Our product photographers guide to taking the perfect picture.
First let me start by saying I know that a lot of our Creators are better photographers than me and I don’t want to patronise anyone, so apologies if any of this is teaching you to suck eggs!
I’m writing this from my own experiences of things that have helped my photography, maybe it’ll help yours, maybe you’ll just enjoy hearing someone else’s learning curve! Anyway, here goes….
Thing 1 - Rule of thirds
After saying I don’t want to patronise anyone, I’m starting with one of the first things you get taught about photography - the rule of thirds. This guideline for composing photographs (the rule that says the main focus should not be in the exact centre of your image but instead off to one side) changed the way I took photos more than anything else. I didn’t learn this rule until my 20s and when I look back at photos from my teens it’s embarrassing, I basically just documented things I saw with everything right in the centre of the image. Changing that one thing about how I composed photos changed everything. If you weren’t already aware of this little trick, go try it…
Take a photo of something exactly in the middle of the frame and then again slightly off to one side or slightly above of below the middle of the image.
Scroll down to the end of this blog to see the same image cropped differently - worlds apart!
(The Personalised Family Tree Necklace)
Thing 2 - Tell a story
I always loved taking pictures but I always found my own photos really boring. I put in more and more effort into learning everything I could about how to use a camera, how to measure the light correctly, how to adjust the aperture, what focal length I should be using, and every other detail you can think of. After that I had better exposed, better focused, boring photos.
Then one day I read a book about photos that changed the world - these photos were brilliant and filled with emotion and feeling...and some of them were technically not great photos!! That’s when I started to take more inspiration from photo journalists who have to capture a whole story with one image. That’s something I wish I’d understood when I first started learning photography - it’s not about the camera or the settings.
The image below has no jewellery to see and isn't technically that great but hopefully it starts to show customers what it's like to receive a piece of jewellery from us. I know it won't ever rank as one of those photos that changed the world but you get the idea!

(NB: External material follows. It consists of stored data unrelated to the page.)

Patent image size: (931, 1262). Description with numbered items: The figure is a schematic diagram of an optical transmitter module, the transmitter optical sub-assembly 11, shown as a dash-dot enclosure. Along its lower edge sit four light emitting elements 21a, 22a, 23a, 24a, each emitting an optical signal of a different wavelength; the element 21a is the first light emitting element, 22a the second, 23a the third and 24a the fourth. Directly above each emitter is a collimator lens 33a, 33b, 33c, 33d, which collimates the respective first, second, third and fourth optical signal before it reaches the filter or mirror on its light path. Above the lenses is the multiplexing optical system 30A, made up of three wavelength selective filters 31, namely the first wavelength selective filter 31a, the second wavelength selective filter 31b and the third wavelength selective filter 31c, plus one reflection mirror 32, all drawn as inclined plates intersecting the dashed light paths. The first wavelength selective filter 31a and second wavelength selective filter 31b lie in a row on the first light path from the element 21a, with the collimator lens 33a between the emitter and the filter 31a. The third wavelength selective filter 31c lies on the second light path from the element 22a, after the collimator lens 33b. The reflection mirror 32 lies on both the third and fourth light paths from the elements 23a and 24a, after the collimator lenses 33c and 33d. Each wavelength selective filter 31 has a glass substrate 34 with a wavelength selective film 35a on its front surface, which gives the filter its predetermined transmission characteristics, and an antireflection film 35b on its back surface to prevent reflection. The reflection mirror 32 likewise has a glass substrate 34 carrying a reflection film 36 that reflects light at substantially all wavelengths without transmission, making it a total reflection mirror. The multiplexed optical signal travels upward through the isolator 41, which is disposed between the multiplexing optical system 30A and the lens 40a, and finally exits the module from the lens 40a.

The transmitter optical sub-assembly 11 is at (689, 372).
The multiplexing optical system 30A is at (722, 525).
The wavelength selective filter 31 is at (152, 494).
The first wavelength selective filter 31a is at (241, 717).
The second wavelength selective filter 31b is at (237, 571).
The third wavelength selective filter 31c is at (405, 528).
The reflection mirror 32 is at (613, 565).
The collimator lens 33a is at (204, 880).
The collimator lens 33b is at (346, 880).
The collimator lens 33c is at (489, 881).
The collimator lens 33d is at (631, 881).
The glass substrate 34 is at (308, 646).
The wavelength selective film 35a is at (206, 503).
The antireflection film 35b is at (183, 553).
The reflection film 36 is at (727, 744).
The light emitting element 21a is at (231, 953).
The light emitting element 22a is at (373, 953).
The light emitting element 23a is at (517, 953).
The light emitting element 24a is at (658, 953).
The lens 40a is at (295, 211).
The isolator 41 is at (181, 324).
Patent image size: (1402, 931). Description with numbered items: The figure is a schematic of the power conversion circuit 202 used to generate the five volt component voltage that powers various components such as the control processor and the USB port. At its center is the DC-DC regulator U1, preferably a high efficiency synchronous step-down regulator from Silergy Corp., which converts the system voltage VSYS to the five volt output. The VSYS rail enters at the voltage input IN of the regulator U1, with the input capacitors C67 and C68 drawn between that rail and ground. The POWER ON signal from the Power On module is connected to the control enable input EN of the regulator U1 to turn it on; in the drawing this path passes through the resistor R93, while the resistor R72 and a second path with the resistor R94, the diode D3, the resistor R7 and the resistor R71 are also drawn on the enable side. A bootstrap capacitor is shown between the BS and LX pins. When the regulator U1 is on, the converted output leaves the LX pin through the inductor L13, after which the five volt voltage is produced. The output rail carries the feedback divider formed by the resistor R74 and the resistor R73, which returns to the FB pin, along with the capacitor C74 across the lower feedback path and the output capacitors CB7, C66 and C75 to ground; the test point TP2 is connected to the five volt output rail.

(Lucent Studios Summer '22 Packaging)
Thing 3 - Delete 99% of the photos you take
Great photographers aren’t revered because they took more photos than anyone else. Seems obvious but that was another learning curve for me! I took lots of photos and kept them all - all my good photos were lost in the hundreds of bad ones. About 5 years ago I took a collection of 6,000 photos and set a goal of keeping 100 and by the end I was convinced I was a world class photographer! There was no rubbish left and nothing to dilute or distract from the good photos.
You don’t need to literally delete 99 out of every 100 you take but I’d encourage you to be strict with yourself about what you keep. This is far more important if you’re printing a book and each photo is permanent, I know social media is a bit different and posts can be quite transient, but everything you post is a representation of what you can do so always show your best.
Thing 4 - Break the rules
How I take photos for product photography is technically “wrong” and deliberately breaks the first two things I talked about. People want to see the detail of the jewellery before they buy it so you put the jewellery directly in the centre of your image and crop in close to show all the patterns and colours as best possible. I’m not suggesting anyone does that for their instagram photos but I am saying it’s important to be conscious of what each photo is for and to deliberately choose to alter your style if you need to
Don’t let arbitrary rules get in the way of a creative idea you have!
(The Personalised Family Tree Necklace)
Thanks for taking the time to read my top tips for the perfect photos, I hope they might help to give you the confidence to experiment with your own photography, if nothing else.